The tax increase is now expected to reduce economic output by 2.7 percent this quarter, according to economists surveyed by Bloomberg, or less than half the impact of the previous hike. A poll published by the Nikkei financial newspaper on Sept. 13 found that 52 percent of respondents approved of the hike, while 42 percent disapproved.

“If this tax increase is overcome safely, it will be a barometer that shows the stability of the current administration,” said Masahiko Shibayama, a leading member of the ruling party’s Policy Research Council. Success could open the door to other Abe policy priorities, such as revising the pacifist Constitution.

On Tuesday morning, clerks were busy lining store shelves with new price tags and stations unveiled maps showing revised train fares. If the government has gotten its calculations wrong, one of the first signs could come on Nov. 1, with the release of vehicle sales data for October.

The Abe administration has tried to cushion the blow for the big-ticket items that are a key driver of consumption through a complicated revision of the various taxes on autos — a move aimed at keeping the end price relatively stable after the consumption tax increase.

LDP members are confident that the government will be able to absorb the hit as Abe prepares to overtake Prime Minister Taro Katsura, who was in office a century ago, as the country’s longest-serving elected leader on Nov. 20. His current term as ruling party chief expires in September 2021, although a fiscal win could give him support to push through rule changes for an unprecedented fourth term.

Abe could still see his plans torn asunder by a slowing global economy that has been dented by the trade war between the U.S. and China — Japan’s biggest trade partners. In New York last week, Abe said he won assurances from U.S. President Donald Trump that he wouldn’t implement tariffs on Japan’s $50 billion worth of cars and parts it sends to the U.S., but their joint statement didn’t definitively end the tariff threat.
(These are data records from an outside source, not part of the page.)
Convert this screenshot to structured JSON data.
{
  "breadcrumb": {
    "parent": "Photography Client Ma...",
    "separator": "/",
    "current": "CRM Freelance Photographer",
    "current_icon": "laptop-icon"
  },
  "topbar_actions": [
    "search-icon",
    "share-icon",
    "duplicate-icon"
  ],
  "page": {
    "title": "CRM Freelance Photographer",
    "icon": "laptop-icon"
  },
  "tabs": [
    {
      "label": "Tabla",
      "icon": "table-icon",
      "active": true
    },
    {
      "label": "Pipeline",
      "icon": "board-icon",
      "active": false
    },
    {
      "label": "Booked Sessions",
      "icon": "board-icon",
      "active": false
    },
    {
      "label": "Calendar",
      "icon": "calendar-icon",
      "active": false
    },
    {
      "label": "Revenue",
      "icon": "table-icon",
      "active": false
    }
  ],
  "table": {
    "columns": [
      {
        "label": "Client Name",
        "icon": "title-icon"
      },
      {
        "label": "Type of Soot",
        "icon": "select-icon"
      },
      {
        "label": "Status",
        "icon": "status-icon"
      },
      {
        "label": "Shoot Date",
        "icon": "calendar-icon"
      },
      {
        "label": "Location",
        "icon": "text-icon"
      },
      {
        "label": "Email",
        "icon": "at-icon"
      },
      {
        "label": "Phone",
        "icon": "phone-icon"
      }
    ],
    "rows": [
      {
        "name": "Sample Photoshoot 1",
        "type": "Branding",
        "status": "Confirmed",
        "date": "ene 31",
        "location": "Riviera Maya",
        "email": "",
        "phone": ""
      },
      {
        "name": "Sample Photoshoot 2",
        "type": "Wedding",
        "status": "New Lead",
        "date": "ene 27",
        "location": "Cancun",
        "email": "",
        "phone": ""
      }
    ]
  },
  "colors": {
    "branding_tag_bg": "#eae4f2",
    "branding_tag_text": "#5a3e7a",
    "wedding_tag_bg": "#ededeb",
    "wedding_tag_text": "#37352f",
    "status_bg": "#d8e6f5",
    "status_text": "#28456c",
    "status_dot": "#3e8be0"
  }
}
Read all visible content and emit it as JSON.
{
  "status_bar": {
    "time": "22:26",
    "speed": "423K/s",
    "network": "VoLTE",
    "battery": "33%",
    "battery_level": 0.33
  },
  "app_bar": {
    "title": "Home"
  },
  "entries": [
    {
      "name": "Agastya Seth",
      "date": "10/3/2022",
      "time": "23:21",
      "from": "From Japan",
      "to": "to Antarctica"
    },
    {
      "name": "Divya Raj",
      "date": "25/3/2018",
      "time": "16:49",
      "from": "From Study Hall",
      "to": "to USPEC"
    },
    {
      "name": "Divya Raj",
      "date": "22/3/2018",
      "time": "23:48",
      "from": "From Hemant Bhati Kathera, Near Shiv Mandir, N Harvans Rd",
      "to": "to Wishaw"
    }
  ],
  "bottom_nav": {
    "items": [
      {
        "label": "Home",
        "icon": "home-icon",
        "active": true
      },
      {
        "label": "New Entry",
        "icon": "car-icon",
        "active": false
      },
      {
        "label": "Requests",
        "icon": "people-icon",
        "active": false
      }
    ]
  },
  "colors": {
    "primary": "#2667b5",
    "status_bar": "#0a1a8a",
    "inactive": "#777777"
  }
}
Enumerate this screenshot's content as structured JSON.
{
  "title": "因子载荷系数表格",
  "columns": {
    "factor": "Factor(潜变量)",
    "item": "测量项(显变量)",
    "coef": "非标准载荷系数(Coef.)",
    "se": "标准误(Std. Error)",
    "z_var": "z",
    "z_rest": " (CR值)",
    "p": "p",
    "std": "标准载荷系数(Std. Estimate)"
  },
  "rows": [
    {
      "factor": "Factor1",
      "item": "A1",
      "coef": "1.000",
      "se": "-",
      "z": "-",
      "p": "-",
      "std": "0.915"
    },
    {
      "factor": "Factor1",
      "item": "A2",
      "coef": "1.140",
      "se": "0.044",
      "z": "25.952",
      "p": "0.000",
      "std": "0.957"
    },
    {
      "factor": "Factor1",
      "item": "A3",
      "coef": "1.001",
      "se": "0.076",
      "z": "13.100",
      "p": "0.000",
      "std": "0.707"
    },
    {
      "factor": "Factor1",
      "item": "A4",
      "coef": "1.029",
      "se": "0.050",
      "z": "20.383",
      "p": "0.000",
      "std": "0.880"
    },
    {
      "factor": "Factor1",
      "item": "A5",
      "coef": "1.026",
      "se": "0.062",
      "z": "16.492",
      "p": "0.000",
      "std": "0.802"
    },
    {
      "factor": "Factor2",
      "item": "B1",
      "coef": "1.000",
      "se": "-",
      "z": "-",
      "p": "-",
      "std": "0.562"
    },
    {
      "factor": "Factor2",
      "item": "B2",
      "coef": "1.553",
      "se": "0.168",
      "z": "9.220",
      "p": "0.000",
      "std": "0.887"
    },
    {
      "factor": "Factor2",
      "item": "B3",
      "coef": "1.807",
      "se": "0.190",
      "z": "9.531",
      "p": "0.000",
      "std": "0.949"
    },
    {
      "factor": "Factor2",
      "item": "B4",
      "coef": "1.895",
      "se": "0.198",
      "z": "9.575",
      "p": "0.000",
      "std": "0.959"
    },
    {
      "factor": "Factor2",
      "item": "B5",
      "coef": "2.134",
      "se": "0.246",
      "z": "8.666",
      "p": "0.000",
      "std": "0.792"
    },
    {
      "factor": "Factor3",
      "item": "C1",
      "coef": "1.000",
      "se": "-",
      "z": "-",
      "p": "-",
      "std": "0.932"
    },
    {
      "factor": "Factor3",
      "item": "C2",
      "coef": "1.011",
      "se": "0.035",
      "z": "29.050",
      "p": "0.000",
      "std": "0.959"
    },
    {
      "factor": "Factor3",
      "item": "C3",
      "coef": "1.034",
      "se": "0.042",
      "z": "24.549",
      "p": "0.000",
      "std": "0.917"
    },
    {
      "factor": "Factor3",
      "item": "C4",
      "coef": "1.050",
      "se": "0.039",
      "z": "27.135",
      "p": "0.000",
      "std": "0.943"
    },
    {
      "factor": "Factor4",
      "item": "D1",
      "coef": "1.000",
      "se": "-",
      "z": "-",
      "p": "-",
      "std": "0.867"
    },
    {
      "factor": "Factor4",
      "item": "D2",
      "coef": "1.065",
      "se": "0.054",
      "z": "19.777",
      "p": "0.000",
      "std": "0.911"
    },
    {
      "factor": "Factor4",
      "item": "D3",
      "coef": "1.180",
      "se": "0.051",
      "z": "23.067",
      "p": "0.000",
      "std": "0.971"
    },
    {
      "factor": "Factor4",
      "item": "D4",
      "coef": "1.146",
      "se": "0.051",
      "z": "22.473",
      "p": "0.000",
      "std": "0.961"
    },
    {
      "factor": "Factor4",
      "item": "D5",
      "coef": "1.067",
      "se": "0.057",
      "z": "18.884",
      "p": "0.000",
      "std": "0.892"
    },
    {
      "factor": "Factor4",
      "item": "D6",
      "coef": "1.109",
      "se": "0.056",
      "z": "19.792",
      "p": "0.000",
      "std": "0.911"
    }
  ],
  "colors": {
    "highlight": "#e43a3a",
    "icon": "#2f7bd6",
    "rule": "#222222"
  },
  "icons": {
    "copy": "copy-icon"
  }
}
In another possible warning sign, Japan’s factory activity shrank at its fastest pace in seven months last month. Japanese manufacturers’ confidence fell to the lowest level in more than six years, the BOJ’s tankan survey showed Tuesday. Slowing demand overseas has made the economy more dependent on consumer spending, which is likely to take a hit from the tax hike.

“Even a 2 percent difference adds up so that your outgoings will be bigger,” said Tomoyo Fukumori, a 30-year-old office worker in Tokyo. “I will rethink my everyday spending.”